Habíamos ido en tren desde Madrid a Portbou. Iba repleto, imposible descansar o estar cómodos. Eran muchas horas, prácticamente todo el día. En la frontera transbordamos a un tren francés con destino a Ginebra. Tuvimos la suerte de tener un compartimento vacío y así poder dormir unas horas. Llegamos a Ginebra casi de noche, justo para cenar algo y buscar una pensión.
A media mañana cogimos otro tren hasta Zúrich, era una tarifa barata e iba parando constantemente. Lo peor no fue eso sino el frío que hacía. A principios de agosto Elena y yo íbamos con ropa totalmente veraniega. El revisor nos dio una manta. Por fin llegamos a Zúrich donde cogimos el que creíamos iba a ser el recorrido definitivo hasta Estambul. Iban a ser cerca de 20 horas de viaje, pero de nuevo en un compartimento solos los dos, en un tren que iba prácticamente vacío. Hasta que nos despertaron los dos policías.
Durante las horas pasadas en la estación yugoeslava pensamos en cómo rehacer el viaje, cambiando completamente el itinerario. Primero Grecia y después Estambul y el único camino era a través de Italia.
En la estación austriaca nos informaron amablemente que había un tren que llegaba hasta Brindisi, al sur de Italia y que desde allí podíamos cruzar a Patras en un ferry. Durante casi 20 horas cruzamos Italia de arriba abajo. Para nuestro alivio también conseguimos un compartimento vacío.
En Brindisi hacía muchísimo calor y el recorrido desde la estación de tren al puerto, con las mochilas y después de casi tres días de tren, fue una cruz.
Ni Elena ni yo habíamos hecho nunca un viaje tan largo en barco. Unas 15 horas. En cubierta, claro, pero no nos mareamos y disfrutamos de la travesía.
No tengo ya muchos recuerdos de Patras, tan solo que desde lo alto del castillo había unas vistas preciosas de la ciudad, del mar, de la costa del golfo de Corinto.

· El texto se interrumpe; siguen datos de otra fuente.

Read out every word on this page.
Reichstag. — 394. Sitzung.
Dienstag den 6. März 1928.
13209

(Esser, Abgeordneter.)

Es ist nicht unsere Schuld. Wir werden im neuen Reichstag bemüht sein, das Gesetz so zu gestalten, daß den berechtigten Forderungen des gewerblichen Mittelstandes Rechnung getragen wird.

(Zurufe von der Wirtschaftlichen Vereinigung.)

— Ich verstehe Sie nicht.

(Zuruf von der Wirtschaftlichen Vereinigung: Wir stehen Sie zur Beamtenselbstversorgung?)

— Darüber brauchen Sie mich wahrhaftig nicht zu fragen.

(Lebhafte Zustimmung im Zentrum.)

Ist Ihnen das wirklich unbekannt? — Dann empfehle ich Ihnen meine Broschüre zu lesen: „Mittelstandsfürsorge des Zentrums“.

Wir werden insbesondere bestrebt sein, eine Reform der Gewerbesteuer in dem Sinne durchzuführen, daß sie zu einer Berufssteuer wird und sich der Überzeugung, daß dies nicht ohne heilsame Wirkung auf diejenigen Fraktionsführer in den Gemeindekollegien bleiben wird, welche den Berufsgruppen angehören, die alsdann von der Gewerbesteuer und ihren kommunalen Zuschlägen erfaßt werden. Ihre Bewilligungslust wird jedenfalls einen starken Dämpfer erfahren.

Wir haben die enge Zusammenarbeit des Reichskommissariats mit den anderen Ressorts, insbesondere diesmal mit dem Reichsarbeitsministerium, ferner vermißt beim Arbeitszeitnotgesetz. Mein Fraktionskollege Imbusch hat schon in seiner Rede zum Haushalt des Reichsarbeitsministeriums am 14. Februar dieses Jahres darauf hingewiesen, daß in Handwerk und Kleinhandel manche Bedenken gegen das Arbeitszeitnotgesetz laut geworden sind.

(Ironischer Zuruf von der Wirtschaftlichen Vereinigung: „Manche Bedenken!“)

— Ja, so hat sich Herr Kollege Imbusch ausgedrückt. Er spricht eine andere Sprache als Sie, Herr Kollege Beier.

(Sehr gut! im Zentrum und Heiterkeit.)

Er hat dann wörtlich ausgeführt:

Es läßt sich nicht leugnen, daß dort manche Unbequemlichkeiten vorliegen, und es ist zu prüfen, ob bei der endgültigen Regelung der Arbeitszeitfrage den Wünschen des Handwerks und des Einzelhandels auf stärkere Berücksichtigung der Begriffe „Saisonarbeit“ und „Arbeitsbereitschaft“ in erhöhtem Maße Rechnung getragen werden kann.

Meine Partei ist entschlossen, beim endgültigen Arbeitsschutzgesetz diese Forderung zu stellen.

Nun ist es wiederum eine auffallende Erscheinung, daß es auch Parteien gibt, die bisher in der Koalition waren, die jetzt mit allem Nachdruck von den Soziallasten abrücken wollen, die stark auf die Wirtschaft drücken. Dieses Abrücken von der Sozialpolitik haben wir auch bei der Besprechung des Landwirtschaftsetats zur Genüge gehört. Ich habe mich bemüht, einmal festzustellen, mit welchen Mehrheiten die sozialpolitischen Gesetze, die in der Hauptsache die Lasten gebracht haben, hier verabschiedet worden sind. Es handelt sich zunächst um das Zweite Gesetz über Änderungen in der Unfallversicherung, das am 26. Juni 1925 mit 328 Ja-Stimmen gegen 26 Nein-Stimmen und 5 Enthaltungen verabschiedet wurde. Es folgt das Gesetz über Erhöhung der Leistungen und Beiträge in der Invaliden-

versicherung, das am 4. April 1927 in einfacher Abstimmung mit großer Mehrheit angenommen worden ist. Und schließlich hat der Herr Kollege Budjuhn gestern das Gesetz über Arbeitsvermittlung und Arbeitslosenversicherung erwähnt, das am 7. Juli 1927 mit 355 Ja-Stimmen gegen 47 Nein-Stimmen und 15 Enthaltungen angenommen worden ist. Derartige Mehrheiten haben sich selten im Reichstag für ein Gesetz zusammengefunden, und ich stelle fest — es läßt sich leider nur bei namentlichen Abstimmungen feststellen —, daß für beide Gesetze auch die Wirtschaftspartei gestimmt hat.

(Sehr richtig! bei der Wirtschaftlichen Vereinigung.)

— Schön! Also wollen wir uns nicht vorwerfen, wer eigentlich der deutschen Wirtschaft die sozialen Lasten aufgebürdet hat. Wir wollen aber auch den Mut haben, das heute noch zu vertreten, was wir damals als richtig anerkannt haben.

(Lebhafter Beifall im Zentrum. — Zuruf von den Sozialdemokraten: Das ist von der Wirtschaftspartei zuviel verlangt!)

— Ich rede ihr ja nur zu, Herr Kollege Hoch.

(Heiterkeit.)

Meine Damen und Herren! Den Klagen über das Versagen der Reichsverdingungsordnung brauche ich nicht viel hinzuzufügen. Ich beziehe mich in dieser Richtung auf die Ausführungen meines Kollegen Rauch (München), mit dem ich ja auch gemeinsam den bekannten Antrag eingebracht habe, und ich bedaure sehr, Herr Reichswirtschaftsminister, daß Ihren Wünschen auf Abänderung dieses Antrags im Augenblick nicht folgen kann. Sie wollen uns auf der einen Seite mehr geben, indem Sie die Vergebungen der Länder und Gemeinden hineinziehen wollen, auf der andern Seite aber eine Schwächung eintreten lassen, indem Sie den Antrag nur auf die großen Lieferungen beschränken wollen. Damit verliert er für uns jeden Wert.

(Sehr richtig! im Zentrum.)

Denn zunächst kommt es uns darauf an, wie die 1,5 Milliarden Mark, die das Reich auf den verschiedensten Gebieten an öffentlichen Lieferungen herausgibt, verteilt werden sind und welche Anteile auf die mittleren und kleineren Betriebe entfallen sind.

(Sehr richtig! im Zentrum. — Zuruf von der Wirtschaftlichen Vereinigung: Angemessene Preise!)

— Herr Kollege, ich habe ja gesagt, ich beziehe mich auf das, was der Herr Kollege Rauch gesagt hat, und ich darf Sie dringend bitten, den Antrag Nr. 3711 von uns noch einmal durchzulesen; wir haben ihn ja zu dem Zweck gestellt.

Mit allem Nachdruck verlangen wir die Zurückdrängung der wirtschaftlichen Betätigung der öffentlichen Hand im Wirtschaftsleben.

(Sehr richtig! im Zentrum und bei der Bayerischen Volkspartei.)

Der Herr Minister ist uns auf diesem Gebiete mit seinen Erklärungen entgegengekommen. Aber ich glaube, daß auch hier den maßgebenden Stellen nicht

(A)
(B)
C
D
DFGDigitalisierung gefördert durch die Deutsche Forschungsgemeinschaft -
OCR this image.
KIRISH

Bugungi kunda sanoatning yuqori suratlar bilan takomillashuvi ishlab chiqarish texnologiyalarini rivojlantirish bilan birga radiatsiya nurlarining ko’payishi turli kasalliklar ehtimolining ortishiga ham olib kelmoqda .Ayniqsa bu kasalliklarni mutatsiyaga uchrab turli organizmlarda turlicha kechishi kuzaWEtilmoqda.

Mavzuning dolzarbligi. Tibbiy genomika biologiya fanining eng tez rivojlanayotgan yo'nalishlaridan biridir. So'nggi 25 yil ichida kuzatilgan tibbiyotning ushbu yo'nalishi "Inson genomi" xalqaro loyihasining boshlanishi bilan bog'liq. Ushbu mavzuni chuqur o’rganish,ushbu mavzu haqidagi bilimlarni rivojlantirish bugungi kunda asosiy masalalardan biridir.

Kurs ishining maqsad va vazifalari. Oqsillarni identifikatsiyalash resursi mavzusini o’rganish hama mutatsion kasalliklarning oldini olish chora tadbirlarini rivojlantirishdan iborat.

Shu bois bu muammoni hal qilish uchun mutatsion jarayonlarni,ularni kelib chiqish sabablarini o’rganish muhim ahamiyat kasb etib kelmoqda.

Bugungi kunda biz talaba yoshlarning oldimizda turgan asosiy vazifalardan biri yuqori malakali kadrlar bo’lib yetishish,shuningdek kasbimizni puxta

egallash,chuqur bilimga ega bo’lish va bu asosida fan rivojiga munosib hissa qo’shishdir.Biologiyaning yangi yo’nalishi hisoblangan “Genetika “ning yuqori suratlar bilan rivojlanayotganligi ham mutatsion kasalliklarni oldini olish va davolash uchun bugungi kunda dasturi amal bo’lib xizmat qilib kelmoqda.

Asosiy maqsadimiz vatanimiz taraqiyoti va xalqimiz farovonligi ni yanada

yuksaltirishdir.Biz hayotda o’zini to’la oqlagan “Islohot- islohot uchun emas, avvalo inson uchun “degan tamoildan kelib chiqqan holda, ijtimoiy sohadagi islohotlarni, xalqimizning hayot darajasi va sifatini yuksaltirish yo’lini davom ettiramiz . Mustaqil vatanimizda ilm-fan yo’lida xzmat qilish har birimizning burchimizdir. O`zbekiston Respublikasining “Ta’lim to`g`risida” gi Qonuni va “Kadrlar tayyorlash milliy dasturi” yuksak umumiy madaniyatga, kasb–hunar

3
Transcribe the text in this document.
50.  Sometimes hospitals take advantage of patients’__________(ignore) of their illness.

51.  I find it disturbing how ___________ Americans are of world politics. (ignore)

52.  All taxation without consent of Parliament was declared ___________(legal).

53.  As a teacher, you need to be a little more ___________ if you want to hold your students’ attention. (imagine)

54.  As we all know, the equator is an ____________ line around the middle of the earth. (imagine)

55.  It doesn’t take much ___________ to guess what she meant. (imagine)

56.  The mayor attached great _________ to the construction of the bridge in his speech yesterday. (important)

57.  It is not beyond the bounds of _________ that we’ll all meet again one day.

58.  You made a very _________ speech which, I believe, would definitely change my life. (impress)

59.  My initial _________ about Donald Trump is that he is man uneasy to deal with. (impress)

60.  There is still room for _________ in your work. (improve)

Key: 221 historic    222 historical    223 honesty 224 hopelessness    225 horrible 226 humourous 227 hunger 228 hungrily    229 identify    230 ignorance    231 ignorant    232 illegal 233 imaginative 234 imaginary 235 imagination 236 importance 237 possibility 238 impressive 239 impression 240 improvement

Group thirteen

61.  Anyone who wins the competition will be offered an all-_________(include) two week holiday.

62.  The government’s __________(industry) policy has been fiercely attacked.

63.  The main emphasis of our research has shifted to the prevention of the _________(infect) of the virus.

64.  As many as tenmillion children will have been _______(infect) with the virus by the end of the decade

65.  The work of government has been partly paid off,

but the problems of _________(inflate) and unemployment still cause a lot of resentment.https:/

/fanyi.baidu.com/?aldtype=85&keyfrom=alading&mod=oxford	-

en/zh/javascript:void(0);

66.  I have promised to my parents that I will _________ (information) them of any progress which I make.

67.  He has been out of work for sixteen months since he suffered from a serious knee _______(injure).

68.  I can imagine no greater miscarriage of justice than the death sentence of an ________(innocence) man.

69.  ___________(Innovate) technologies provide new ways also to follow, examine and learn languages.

Ya más tranquilos, decidimos el recorrido por la península del Peloponeso, comenzando con un nuevo viaje en tren hasta la ciudad de Pilos. Tardamos bastantes horas en un lento y antiguo tren, pero no nos importó, era una bonita forma de conocer la costa oeste del Peloponeso. (Por cierto, hoy ya no existe esta línea ferrea).
Pilos, un pueblo marinero relativamente pequeño en el golfo de Navarino, era una maravilla (creo que lo sigue siendo, al menos las imágenes que hay en internet así lo muestran). Casas bajitas, de puro sabor mediterráneo, unas playas preciosas, un agua azul turquesa, barcas de pescadores…
Recorriendo Pilos y bañándonos en su playa, se nos olvidaron las complicaciones del viaje y empezamos a disfrutar de verdad de las vacaciones en Grecia. (Aunque la expulsión de Yugoeslavia fue el primer, pero no el último ni el peor de los sobresaltos de aquel viaje).